After quoting the above general conclusion of the Bombay Board, Dr. C. next adduces the testimony of an unprofessional gentleman, which, as a matter of course, cannot carry much weight, and then that of several medical officers, whose evidence he considers to be highly favourable to the doctrine of the infectious nature of the epidemic. The following is a part of this evidence :

"Dr. Taylor reports, that whenever the disorder appeared in any particular spot or family, a considerable proportion of the family or neighbours were attacked within a very short period of each other; on many occasions I have seen three or four of a family, lying sick at once.' Dr. Burrell informs us that, in the short space of six days, every attendant, in his hospital, on the patients affected with cholera, had the disease. And Mr. Craw states, that every one of the attendants, thirty in number, in the hospital of the 65th regiment, were attacked.”*

Now, may it not be very reasonably conjectured that, in many of these instances at least, the disease was caught quite independently of direct infection from the sick, seeing that there prevailed at the time in the affected localities an epidemic disease, which is described by another of the reporters as "creeping from village to village, raging for a few days, and then beginning to decline." The very same sort of evidence might be adduced to prove the infectiousness of Influenza, if the mere circumstance of many members of a family lying ill at the same time be considered as any thing like satisfactory proof; and if we are to attribute the sickening of every one, without exception, of the attendants in the hospital of the 65th regiment to direct transmission of the disease, then indeed must Cholera be vastly more virulently infectious than the very worst forms of Smallpox or Scarlatina.
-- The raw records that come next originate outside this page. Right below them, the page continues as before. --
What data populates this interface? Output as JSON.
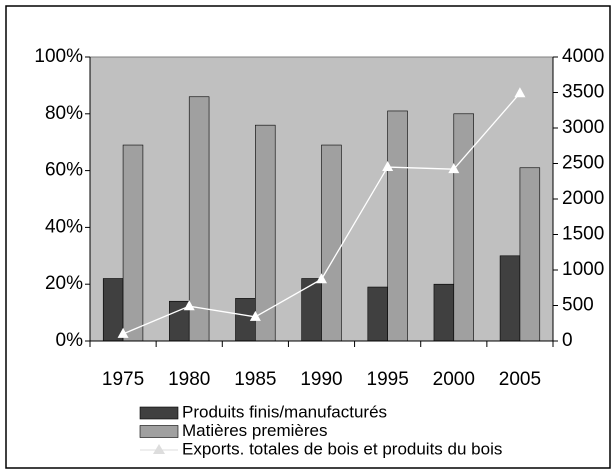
{
  "chart_data": {
    "type": "bar",
    "categories": [
      "1975",
      "1980",
      "1985",
      "1990",
      "1995",
      "2000",
      "2005"
    ],
    "series": [
      {
        "name": "Produits finis/manufacturés",
        "color": "#404040",
        "values": [
          22,
          14,
          15,
          22,
          19,
          20,
          30
        ]
      },
      {
        "name": "Matières premières",
        "color": "#a0a0a0",
        "values": [
          69,
          86,
          76,
          69,
          81,
          80,
          61
        ]
      },
      {
        "name": "Exports. totales de bois et produits du bois",
        "color": "#ffffff",
        "type": "line",
        "axis": "y2",
        "values": [
          100,
          490,
          340,
          870,
          2450,
          2420,
          3490
        ]
      }
    ],
    "ylim": [
      0,
      100
    ],
    "yticks": [
      {
        "value": 0,
        "label": "0%"
      },
      {
        "value": 20,
        "label": "20%"
      },
      {
        "value": 40,
        "label": "40%"
      },
      {
        "value": 60,
        "label": "60%"
      },
      {
        "value": 80,
        "label": "80%"
      },
      {
        "value": 100,
        "label": "100%"
      }
    ],
    "y2lim": [
      0,
      4000
    ],
    "y2ticks": [
      0,
      500,
      1000,
      1500,
      2000,
      2500,
      3000,
      3500,
      4000
    ],
    "plot_background": "#c0c0c0",
    "grid": false
  }
}
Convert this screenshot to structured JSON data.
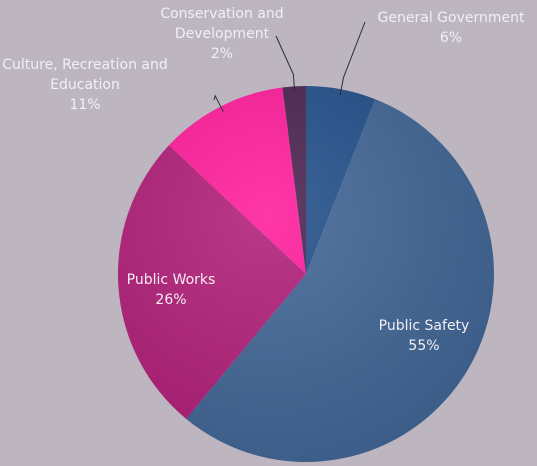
{
  "chart_data": {
    "type": "pie",
    "slices": [
      {
        "name": "General Government",
        "value": 6,
        "value_label": "6%",
        "color": "#234f8a"
      },
      {
        "name": "Public Safety",
        "value": 55,
        "value_label": "55%",
        "color": "#3f6594"
      },
      {
        "name": "Public Works",
        "value": 26,
        "value_label": "26%",
        "color": "#b11e78"
      },
      {
        "name": "Culture, Recreation and Education",
        "value": 11,
        "value_label": "11%",
        "color": "#ff1c9b"
      },
      {
        "name": "Conservation and Development",
        "value": 2,
        "value_label": "2%",
        "color": "#4a2350"
      }
    ],
    "legend": "none",
    "data_labels": "category-and-percent"
  },
  "colors": {
    "background": "#bdb6c1",
    "label_text": "#f4eef5",
    "leader_line": "#2a2a3a"
  }
}
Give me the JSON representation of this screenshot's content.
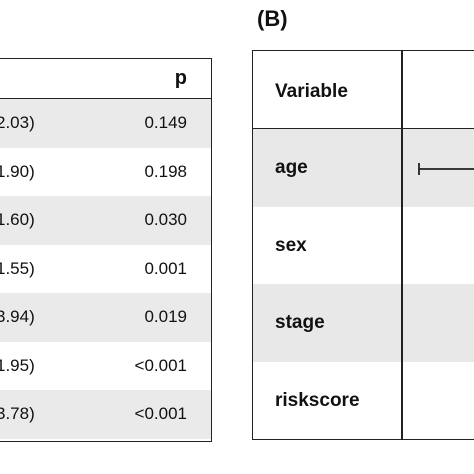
{
  "panel_a": {
    "header": {
      "p_label": "p"
    },
    "rows": [
      {
        "ci": "2.03)",
        "p": "0.149",
        "shaded": true
      },
      {
        "ci": "1.90)",
        "p": "0.198",
        "shaded": false
      },
      {
        "ci": "1.60)",
        "p": "0.030",
        "shaded": true
      },
      {
        "ci": "1.55)",
        "p": "0.001",
        "shaded": false
      },
      {
        "ci": "3.94)",
        "p": "0.019",
        "shaded": true
      },
      {
        "ci": "1.95)",
        "p": "<0.001",
        "shaded": false
      },
      {
        "ci": "3.78)",
        "p": "<0.001",
        "shaded": true
      }
    ]
  },
  "panel_b": {
    "label": "(B)",
    "header": {
      "variable_label": "Variable"
    },
    "rows": [
      {
        "name": "age",
        "shaded": true
      },
      {
        "name": "sex",
        "shaded": false
      },
      {
        "name": "stage",
        "shaded": true
      },
      {
        "name": "riskscore",
        "shaded": false
      }
    ]
  }
}
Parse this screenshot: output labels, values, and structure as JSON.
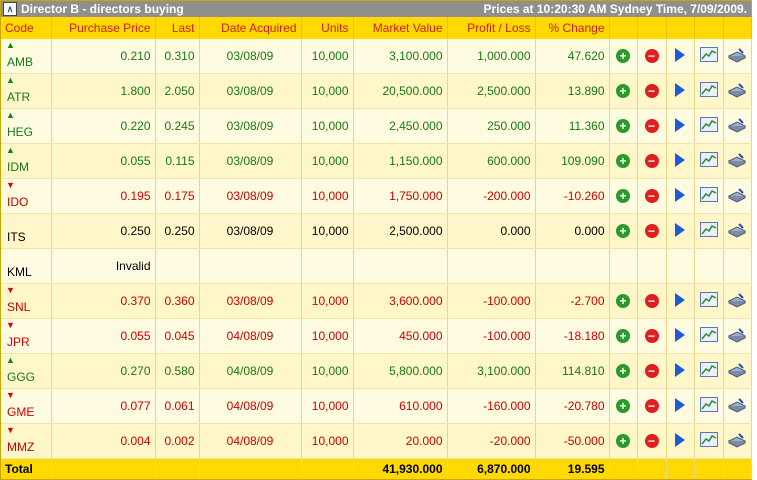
{
  "panel": {
    "collapse_glyph": "∧",
    "title": "Director B - directors buying",
    "prices_at": "Prices at 10:20:30 AM Sydney Time, 7/09/2009."
  },
  "columns": [
    "Code",
    "Purchase Price",
    "Last",
    "Date Acquired",
    "Units",
    "Market Value",
    "Profit / Loss",
    "% Change"
  ],
  "rows": [
    {
      "code": "AMB",
      "dir": "up",
      "color": "g",
      "purchase": "0.210",
      "last": "0.310",
      "date": "03/08/09",
      "units": "10,000",
      "market": "3,100.000",
      "pl": "1,000.000",
      "pct": "47.620"
    },
    {
      "code": "ATR",
      "dir": "up",
      "color": "g",
      "purchase": "1.800",
      "last": "2.050",
      "date": "03/08/09",
      "units": "10,000",
      "market": "20,500.000",
      "pl": "2,500.000",
      "pct": "13.890"
    },
    {
      "code": "HEG",
      "dir": "up",
      "color": "g",
      "purchase": "0.220",
      "last": "0.245",
      "date": "03/08/09",
      "units": "10,000",
      "market": "2,450.000",
      "pl": "250.000",
      "pct": "11.360"
    },
    {
      "code": "IDM",
      "dir": "up",
      "color": "g",
      "purchase": "0.055",
      "last": "0.115",
      "date": "03/08/09",
      "units": "10,000",
      "market": "1,150.000",
      "pl": "600.000",
      "pct": "109.090"
    },
    {
      "code": "IDO",
      "dir": "down",
      "color": "r",
      "purchase": "0.195",
      "last": "0.175",
      "date": "03/08/09",
      "units": "10,000",
      "market": "1,750.000",
      "pl": "-200.000",
      "pct": "-10.260"
    },
    {
      "code": "ITS",
      "dir": "none",
      "color": "k",
      "purchase": "0.250",
      "last": "0.250",
      "date": "03/08/09",
      "units": "10,000",
      "market": "2,500.000",
      "pl": "0.000",
      "pct": "0.000"
    },
    {
      "code": "KML",
      "dir": "none",
      "color": "k",
      "purchase": "Invalid",
      "last": "",
      "date": "",
      "units": "",
      "market": "",
      "pl": "",
      "pct": ""
    },
    {
      "code": "SNL",
      "dir": "down",
      "color": "r",
      "purchase": "0.370",
      "last": "0.360",
      "date": "03/08/09",
      "units": "10,000",
      "market": "3,600.000",
      "pl": "-100.000",
      "pct": "-2.700"
    },
    {
      "code": "JPR",
      "dir": "down",
      "color": "r",
      "purchase": "0.055",
      "last": "0.045",
      "date": "04/08/09",
      "units": "10,000",
      "market": "450.000",
      "pl": "-100.000",
      "pct": "-18.180"
    },
    {
      "code": "GGG",
      "dir": "up",
      "color": "g",
      "purchase": "0.270",
      "last": "0.580",
      "date": "04/08/09",
      "units": "10,000",
      "market": "5,800.000",
      "pl": "3,100.000",
      "pct": "114.810"
    },
    {
      "code": "GME",
      "dir": "down",
      "color": "r",
      "purchase": "0.077",
      "last": "0.061",
      "date": "04/08/09",
      "units": "10,000",
      "market": "610.000",
      "pl": "-160.000",
      "pct": "-20.780"
    },
    {
      "code": "MMZ",
      "dir": "down",
      "color": "r",
      "purchase": "0.004",
      "last": "0.002",
      "date": "04/08/09",
      "units": "10,000",
      "market": "20.000",
      "pl": "-20.000",
      "pct": "-50.000"
    }
  ],
  "total": {
    "label": "Total",
    "market": "41,930.000",
    "pl": "6,870.000",
    "pct": "19.595"
  },
  "icons": [
    "add-icon",
    "remove-icon",
    "play-icon",
    "chart-icon",
    "tool-icon"
  ]
}
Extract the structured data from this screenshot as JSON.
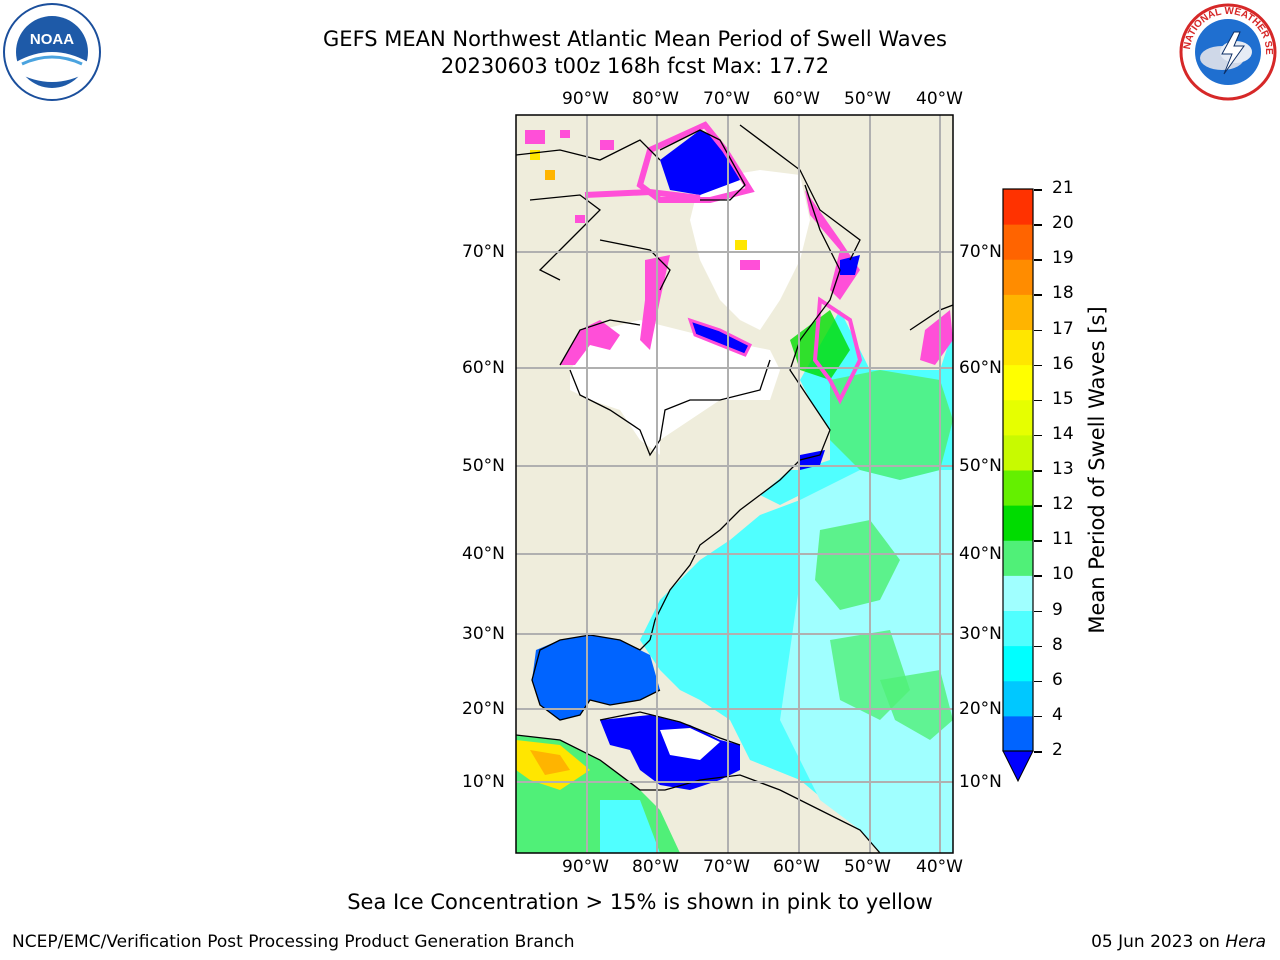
{
  "header": {
    "title_line1": "GEFS MEAN Northwest Atlantic Mean Period of Swell Waves",
    "title_line2": "20230603 t00z 168h fcst   Max: 17.72"
  },
  "logos": {
    "left": {
      "name": "noaa-logo",
      "text": "NOAA"
    },
    "right": {
      "name": "nws-logo",
      "text": "NATIONAL WEATHER SERVICE"
    }
  },
  "map": {
    "lon_labels": [
      "90°W",
      "80°W",
      "70°W",
      "60°W",
      "50°W",
      "40°W"
    ],
    "lat_labels": [
      "70°N",
      "60°N",
      "50°N",
      "40°N",
      "30°N",
      "20°N",
      "10°N"
    ],
    "colors": {
      "land": "#efeddc",
      "ice_free": "#ffffff",
      "grid": "#b0b0b0"
    }
  },
  "colorbar": {
    "title": "Mean Period of Swell Waves [s]",
    "ticks": [
      "2",
      "4",
      "6",
      "8",
      "9",
      "10",
      "11",
      "12",
      "13",
      "14",
      "15",
      "16",
      "17",
      "18",
      "19",
      "20",
      "21"
    ],
    "colors": [
      "#0064ff",
      "#00c8ff",
      "#00ffff",
      "#50ffff",
      "#a0ffff",
      "#50f078",
      "#00dc00",
      "#64f000",
      "#c8fa00",
      "#e6ff00",
      "#ffff00",
      "#ffe600",
      "#ffb400",
      "#ff8c00",
      "#ff6400",
      "#ff3200",
      "#ff0000"
    ],
    "extend_color": "#0000ff"
  },
  "caption": "Sea Ice Concentration > 15% is shown in pink to yellow",
  "footer": {
    "left": "NCEP/EMC/Verification Post Processing Product Generation Branch",
    "right_date": "05 Jun 2023 on ",
    "right_host": "Hera"
  }
}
But that little importance is to be attached to the point so prominently urged by Dr. Copland is tolerably clear from the circumstance that Dr. Taylor-whose evidence has been adduced by him in favour of infection-expressly tells us that scarcely any of his hospital attendants were attacked. Some of the other gentlemen bear testimony to the same effect. Mr. White, for example,

* Neither of those gentlemen, however, it is worthy of notice, expressed themselves convinced of the infectiousness of the cholera. The former merely stated that "he would be cautious in reporting the disease not infectious;" while the latter was unwilling, he said, to express any decided opinion upon the point in question.